Em 1964, o golpe contou com o apoio civil. Dirigentes da FIESP, por exemplo, ajudaram no custeio das mobilizações; a grande mídia (Folha, O Globo, etc.) na força-tarefa de divulgação; por fim, o parlamento, com legitimação do STF, em ato indubitavelmente irregular, declarou vago o cargo de Presidente da República, entregando o poder pro forma ao presidente da Câmara Ranieri Mazzilli (de fato, a uma junta militar), dias depois empossando como Chefe de Estado o desleal Castello Branco. 

Todos conhecem os resultados da ditadura: fechamento do Congresso, intervenções noutras instituições, cerceamento do direito de voto, censura, perseguições e violações sistemáticas a direitos humanos, precarização laboral, colapso econômico, corrupção sistêmica. A dúvida agora é saber se o poder econômico e a mídia turbinarão o autogolpe insuflado pelo Presidente e se o Congresso Nacional e o STF tolerarão esta afronta institucional. Caso se oponham, recomenda-se dar seguimento à medida pressuposta pelo art. 85, II, da Constituição, o impeachment presidencial:

“Art. 85. São crimes de responsabilidade os atos do Presidente da República que atentem contra a Constituição Federal e, especialmente, contra: 

(…)

II – o livre exercício do Poder Legislativo, do Poder Judiciário, do Ministério Público e dos Poderes constitucionais das unidades da Federação”.

Marcelo Uchôa – Advogado e Professor Doutor de Direito. Membro da Associação Brasileira de Juristas pela Democracia (ABJD) – Núcleo Ceará.

4 comentários

  1. BOLSONARO DÁ LOGO UM PETELECO NESTAS INSTITUIÇÕES COVARDES,TÃO MORRENDO DE MEDO, TUM,TUM, TUM,TUM OS MILICOS TÃO CHEGANDO,FAZER O QUÊ NÉ !!!

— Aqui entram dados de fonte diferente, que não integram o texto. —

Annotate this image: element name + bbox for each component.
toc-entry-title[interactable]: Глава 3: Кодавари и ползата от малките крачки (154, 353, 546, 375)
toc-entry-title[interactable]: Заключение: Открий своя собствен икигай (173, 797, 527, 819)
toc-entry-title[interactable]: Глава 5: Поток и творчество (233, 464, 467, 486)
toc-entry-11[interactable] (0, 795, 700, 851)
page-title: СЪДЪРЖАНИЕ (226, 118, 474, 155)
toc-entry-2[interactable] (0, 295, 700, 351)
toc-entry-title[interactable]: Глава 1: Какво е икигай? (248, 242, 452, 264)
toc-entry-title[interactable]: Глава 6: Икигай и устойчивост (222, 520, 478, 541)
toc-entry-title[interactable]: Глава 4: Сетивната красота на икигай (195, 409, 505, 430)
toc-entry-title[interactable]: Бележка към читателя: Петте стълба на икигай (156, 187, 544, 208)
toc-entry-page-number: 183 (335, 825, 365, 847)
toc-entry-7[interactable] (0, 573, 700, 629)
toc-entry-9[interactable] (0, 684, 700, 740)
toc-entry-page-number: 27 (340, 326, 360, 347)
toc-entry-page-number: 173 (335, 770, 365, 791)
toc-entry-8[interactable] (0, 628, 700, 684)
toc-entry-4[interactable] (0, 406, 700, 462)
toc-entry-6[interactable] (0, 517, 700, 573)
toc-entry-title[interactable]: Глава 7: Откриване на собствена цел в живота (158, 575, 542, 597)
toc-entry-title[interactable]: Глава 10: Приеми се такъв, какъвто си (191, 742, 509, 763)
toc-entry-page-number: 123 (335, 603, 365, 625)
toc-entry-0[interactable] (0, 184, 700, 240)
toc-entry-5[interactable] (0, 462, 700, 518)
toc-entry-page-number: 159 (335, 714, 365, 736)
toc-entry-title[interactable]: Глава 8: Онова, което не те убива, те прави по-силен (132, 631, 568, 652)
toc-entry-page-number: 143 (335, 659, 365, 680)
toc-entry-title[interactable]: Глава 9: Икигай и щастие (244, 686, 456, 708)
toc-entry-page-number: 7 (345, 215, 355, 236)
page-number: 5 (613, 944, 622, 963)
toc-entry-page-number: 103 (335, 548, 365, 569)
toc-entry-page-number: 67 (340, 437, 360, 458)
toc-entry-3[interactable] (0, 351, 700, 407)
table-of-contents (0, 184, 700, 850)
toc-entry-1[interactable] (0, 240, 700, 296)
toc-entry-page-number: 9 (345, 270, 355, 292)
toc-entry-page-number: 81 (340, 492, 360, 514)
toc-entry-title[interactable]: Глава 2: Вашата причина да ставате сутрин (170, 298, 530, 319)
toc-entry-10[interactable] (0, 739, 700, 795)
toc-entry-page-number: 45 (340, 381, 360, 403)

  2. Caro Prof. Uchoa, qual seria o plano por trás de um “impeachment” de Bolsonaro? Colocar o Mourão? Entendo a crise gerada (propositalmente) pelos militares (todos ou apenas a linha dura, não sei?), mas pedir impeachment é a coisa mais infantil neste contexto, pois aprofundará a “democracia em Vertigem”. Creio que não se pode exigir autocrítica dos golpistas, mas se o congresso e o STF estão se sentindo encurralados, a solução é julgar o mérito do “empessegamento” de 2016 ou da prisão de Lula, p. ex. Claro que isso não reempossaria a presidenta afastada nem faria uma nova eleição com Lula, porém, representaria uma óbvia deslegitimação das atrocidades do Temer e da eleição do Bolsonaro. No contexto brasileiro, parece ousado, mas é muito menos ousado do que a solução verde-oliva e muito mais realista do que se juntar aos golpistas arrependidos e pedir “impeachment”. Ainda me lembro do sorriso maroto de Hélio Bicudo no Roda Viva, quando lhe perguntaram se um impeachment valia a pena quando os beneficiados seriam Temer ou Renan. Bolsonaro sempre foi o que é. Paga pau de torturador e de ditador. Mas um impeachment na maluquície só serve para Frotinhas ou viúvas da malucada de 2013. Na situação em que o Brasil se encontra, impeachment deve ser a pior hipótese (até porque o congresso pode votar contra, afinal muita gente da bufunfa (FIESP) continua com o projeto golpista)

  3. Caro Sr. UCHOA

    Impeachment não será solução nunca, seria trocar 6 por meia dúzia.
    Assume o Mourao e continuaria tudo o mesmo.
    Me desculpe mas toda a chapa deste desgoverno tem que ser cassada.
    Um governo desqualificado em todos os sentidos e que já ocasionou prejuizos incalculáveis ao pais, em todos os sentidos, estamos nas mãos de aloprados.
    É povo na rua, greve total, não dá mais.

  4. Concordo com os 2 primeiros comentários. Tem que dar “reset” e voltar para remover a merda do caminho, desde 2013, com LavaJato com tudo. Anulação das ações contra Lula, do impichamento sem crime e respeito à lei eleitoral, cassando o diploma dos eleitos por fakeadas em 2018.